Personal information
- Born: France

Playing information
- Position: Scrum-half
Club
| Years | Team | Pld | T | G | FG | P |
|  | Catalan |  |  |  |  |  |
| 1994–95 | Workington Town |  |  |  |  |  |
| 1995–9? | Limoux |  |  |  |  |  |
|  | Carcassonne |  |  |  |  |  |
|  | Total | 0 | 0 | 0 | 0 | 0 |
Representative
| Years | Team | Pld | T | G | FG | P |
| 1995–98 | France | 3 | 0 | 0 | 0 | 0 |
- Source:

= Vincent Banet =

Former France international rugby league footballer

Vincent Banet is a French rugby league footballer who represented France at the 1995 World Cup.

==Playing career==
From the Catalan club, Banet played for the France under-18's in a 1993 match against their Great Britain counterparts.

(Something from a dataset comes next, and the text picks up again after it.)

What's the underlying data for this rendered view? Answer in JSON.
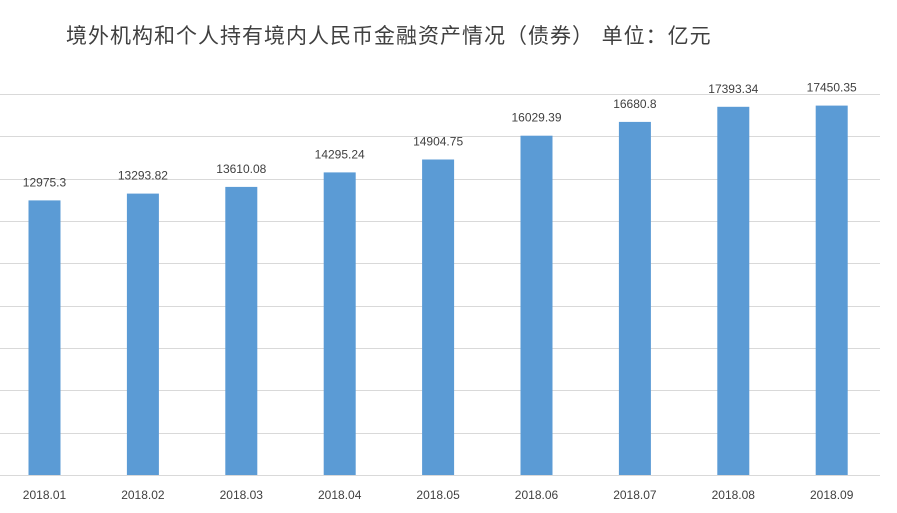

He was later signed by Workington Town, and made his début in October 1994.

He returned to France after the season, joining the Limoux club. In 1995 he made his début for France, coming off the bench in one match at the 1995 World Cup.

He played in two more matches for France, against South Africa in 1997 and Scotland in 1998.

In 2002 he played for the Carcassonne Canaries.